Are you often looking for easy and healthy snacks for you (and your kids!) especially when that sugar craving hits, but end up most often just grabbing an apple or banana, or a pack of crackers, a granola bar or muffin?

Do you wish you had more ideas of healthy, simple, whole-foods based snacks – that are easy, filling and delicious?

What you NEED to know is that all of these typical snacks, even that banana (and especially those packaged crackers/cookies/bars, etc. that are filled with sugar and preservatives) can lead to a large glucose spike. And this is something we need to minimize if we care about our health and our weight! Even for our kids with sturdy metabolisms, we have to pay more attention given the onset dramatic increase in childhood diabetes, and for the adults, it’s crazy how blood sugar issues are on the rise and driving so many other health issues.

So yes you are right, it’s time to get better snack options!

I know it’s hard and can sound “easier said than done” when you’re in a rush; I can relate!
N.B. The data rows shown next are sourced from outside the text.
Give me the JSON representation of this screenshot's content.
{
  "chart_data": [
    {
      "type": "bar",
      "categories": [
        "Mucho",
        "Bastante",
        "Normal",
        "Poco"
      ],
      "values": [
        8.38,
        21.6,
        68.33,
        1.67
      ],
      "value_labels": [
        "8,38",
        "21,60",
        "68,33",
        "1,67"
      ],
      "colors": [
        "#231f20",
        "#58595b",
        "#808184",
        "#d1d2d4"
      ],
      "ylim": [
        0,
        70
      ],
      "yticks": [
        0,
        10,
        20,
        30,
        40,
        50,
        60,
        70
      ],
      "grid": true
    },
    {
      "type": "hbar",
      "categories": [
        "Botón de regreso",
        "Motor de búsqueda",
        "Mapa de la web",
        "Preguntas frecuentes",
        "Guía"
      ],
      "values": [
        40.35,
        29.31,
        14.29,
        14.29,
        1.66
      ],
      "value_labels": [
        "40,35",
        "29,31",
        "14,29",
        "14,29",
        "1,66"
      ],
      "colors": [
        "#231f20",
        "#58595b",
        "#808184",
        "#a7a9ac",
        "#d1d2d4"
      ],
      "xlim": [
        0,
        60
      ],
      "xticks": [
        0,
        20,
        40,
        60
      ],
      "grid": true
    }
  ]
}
When I worked in an office for 9 years, my go-to snacks were often a banana, a muffin or some granola bars marketed as healthy (that I later realized were all packed with sugar and unhealthy additives). No wonder I ended up with serious hormonal issues after a few years of these snacks and bad habits (that I thought were healthy)!

And then with my daughter, at first it took me a while to figure out what homemade snacks I could have ready for her, to stick in her backpack, that didn’t take me long to prep, that were healthy, and that she’d like!
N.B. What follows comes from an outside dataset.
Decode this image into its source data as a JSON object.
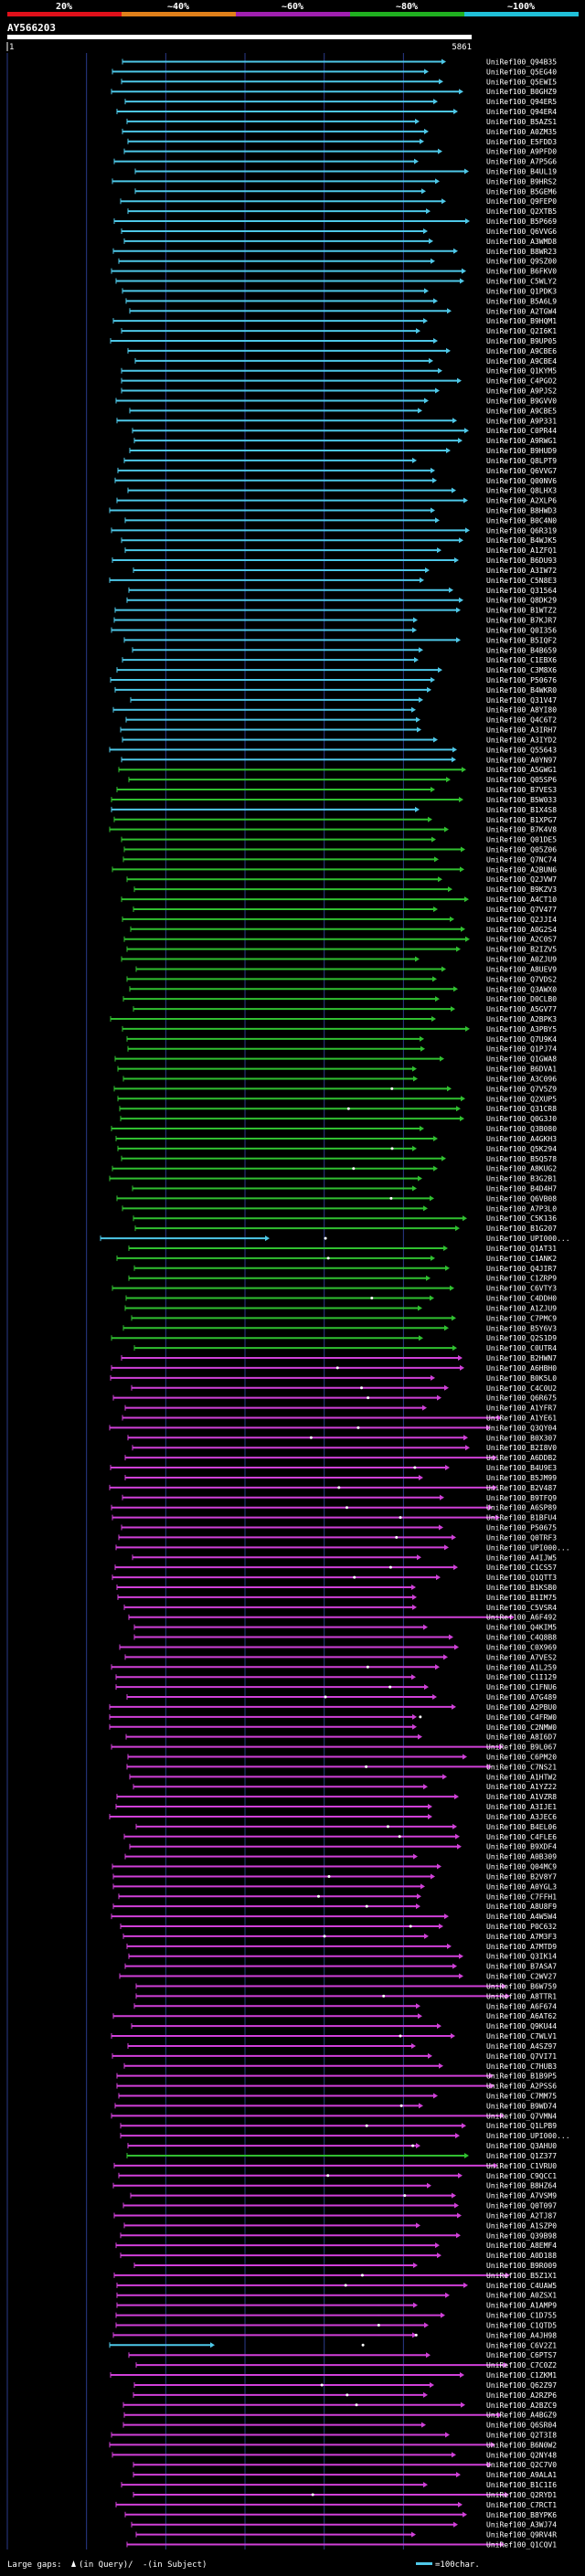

Today I’m sharing with you 5 of my go-to healthy, easy “sweet” snacks - for both me and my toddler.

NOTE: For all of these sweet snacks, in order to support blood sugar regulation, I add two KEY INGREDIENTS:

  1. ALMOND BUTTER (or peanut or cashew or any nut/seed butter) *please make sure to adapt for any allergies, for example for nut allergies, you can still use sunbutter and/or pinch of flaxseed

  2. a pinch of CINNAMON, always.

Why? By adding a nut/seed butter, we add some healthy fats, fiber and protein, which is key for avoiding a glucose spike. And the creaminess is something both my daughter and I love! Just ensure your almond or peanut butter doesn’t have added sugars, and ideally no added salt nor seed oils either. Also, I like to add a pinch of cinnamon as it has proven to help stabilize blood sugar and lower your sugar cravings!
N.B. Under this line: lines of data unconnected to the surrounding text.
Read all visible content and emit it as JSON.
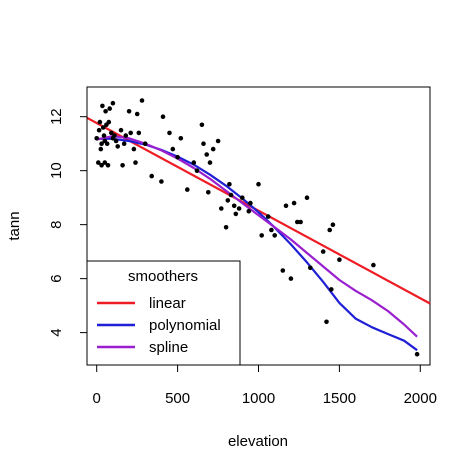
{
  "chart_data": {
    "type": "scatter",
    "xlabel": "elevation",
    "ylabel": "tann",
    "xlim": [
      -60,
      2060
    ],
    "ylim": [
      2.8,
      13.1
    ],
    "x_ticks": [
      0,
      500,
      1000,
      1500,
      2000
    ],
    "y_ticks": [
      4,
      6,
      8,
      10,
      12
    ],
    "grid": false,
    "points": [
      [
        0,
        11.2
      ],
      [
        10,
        10.3
      ],
      [
        15,
        11.5
      ],
      [
        20,
        11.8
      ],
      [
        25,
        10.8
      ],
      [
        30,
        11.0
      ],
      [
        30,
        10.2
      ],
      [
        35,
        12.4
      ],
      [
        40,
        11.6
      ],
      [
        45,
        11.3
      ],
      [
        50,
        10.3
      ],
      [
        50,
        11.1
      ],
      [
        55,
        12.2
      ],
      [
        60,
        11.7
      ],
      [
        65,
        11.0
      ],
      [
        70,
        10.2
      ],
      [
        75,
        11.8
      ],
      [
        80,
        12.3
      ],
      [
        90,
        11.4
      ],
      [
        100,
        12.5
      ],
      [
        100,
        11.2
      ],
      [
        110,
        11.3
      ],
      [
        120,
        11.1
      ],
      [
        130,
        10.9
      ],
      [
        150,
        11.5
      ],
      [
        160,
        10.2
      ],
      [
        170,
        11.0
      ],
      [
        180,
        11.3
      ],
      [
        200,
        12.2
      ],
      [
        210,
        11.4
      ],
      [
        230,
        10.8
      ],
      [
        240,
        10.3
      ],
      [
        250,
        12.1
      ],
      [
        260,
        11.4
      ],
      [
        280,
        12.6
      ],
      [
        300,
        11.0
      ],
      [
        340,
        9.8
      ],
      [
        400,
        9.6
      ],
      [
        410,
        12.0
      ],
      [
        450,
        11.4
      ],
      [
        470,
        10.8
      ],
      [
        500,
        10.5
      ],
      [
        520,
        11.2
      ],
      [
        560,
        9.3
      ],
      [
        600,
        10.3
      ],
      [
        620,
        10.0
      ],
      [
        650,
        11.7
      ],
      [
        660,
        11.0
      ],
      [
        680,
        10.6
      ],
      [
        690,
        9.2
      ],
      [
        700,
        10.3
      ],
      [
        720,
        10.8
      ],
      [
        750,
        11.1
      ],
      [
        770,
        8.6
      ],
      [
        800,
        7.9
      ],
      [
        810,
        8.9
      ],
      [
        820,
        9.5
      ],
      [
        830,
        9.1
      ],
      [
        850,
        8.7
      ],
      [
        860,
        8.4
      ],
      [
        880,
        8.6
      ],
      [
        900,
        9.0
      ],
      [
        940,
        8.5
      ],
      [
        950,
        8.8
      ],
      [
        1000,
        9.5
      ],
      [
        1020,
        7.6
      ],
      [
        1060,
        8.3
      ],
      [
        1080,
        7.8
      ],
      [
        1100,
        7.6
      ],
      [
        1150,
        6.3
      ],
      [
        1170,
        8.7
      ],
      [
        1200,
        6.0
      ],
      [
        1220,
        8.8
      ],
      [
        1240,
        8.1
      ],
      [
        1260,
        8.1
      ],
      [
        1300,
        9.0
      ],
      [
        1320,
        6.4
      ],
      [
        1400,
        7.0
      ],
      [
        1420,
        4.4
      ],
      [
        1440,
        7.8
      ],
      [
        1450,
        5.6
      ],
      [
        1460,
        8.0
      ],
      [
        1500,
        6.7
      ],
      [
        1710,
        6.5
      ],
      [
        1980,
        3.2
      ]
    ],
    "series": [
      {
        "name": "linear",
        "color": "#ee1c25",
        "x": [
          -60,
          2060
        ],
        "values": [
          11.96,
          5.08
        ]
      },
      {
        "name": "polynomial",
        "color": "#1f1fd6",
        "x": [
          0,
          100,
          200,
          300,
          400,
          500,
          600,
          700,
          800,
          900,
          1000,
          1100,
          1200,
          1300,
          1400,
          1500,
          1600,
          1700,
          1800,
          1900,
          1980
        ],
        "values": [
          11.18,
          11.18,
          11.1,
          10.97,
          10.77,
          10.52,
          10.22,
          9.85,
          9.44,
          8.97,
          8.46,
          7.89,
          7.27,
          6.6,
          5.88,
          5.1,
          4.52,
          4.2,
          3.95,
          3.7,
          3.35
        ]
      },
      {
        "name": "spline",
        "color": "#9a1fcf",
        "x": [
          0,
          100,
          200,
          300,
          400,
          500,
          600,
          700,
          800,
          900,
          1000,
          1100,
          1200,
          1300,
          1400,
          1500,
          1600,
          1700,
          1800,
          1900,
          1980
        ],
        "values": [
          11.15,
          11.28,
          11.2,
          11.0,
          10.75,
          10.45,
          10.1,
          9.7,
          9.25,
          8.8,
          8.35,
          7.9,
          7.45,
          6.95,
          6.45,
          5.95,
          5.55,
          5.2,
          4.8,
          4.3,
          3.85
        ]
      }
    ],
    "legend": {
      "title": "smoothers",
      "placement": "bottom-left",
      "entries": [
        "linear",
        "polynomial",
        "spline"
      ]
    }
  }
}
Five of my favorite, easy, go-to snacks for me and my toddler include:

  1. A small apple (or banana) with almond butter (+ pinch of cinnamon) (and I sometimes try to sneak in a sprinkle of ground flaxseed, too!)

2. My vegan coconut yogurt (or unsweetened Greek yogurt) with almond butter and berries (+ pinch of cinnamon)

3. Chia pudding with almond butter and a low-sugar granola (I make both my chia pudding and granola with cinnamon)

4. A slice of seed bread (I make a gluten free one, but any organic seed bread or Ezekiel sprouted grain bread works great) with a little almond butter (+ pinch of cinnamon)

5. One medjool date filled with almond butter + 1-2 dark chocolate chips (+ pinch of cinnamon) *option to omit the chocolate for your toddler!

These 5 nut butter and cinnamon snacks are EASY, healthy, yummy, kid-friendly, and promote stable blood sugar, so add them to your meal prep list ASAP!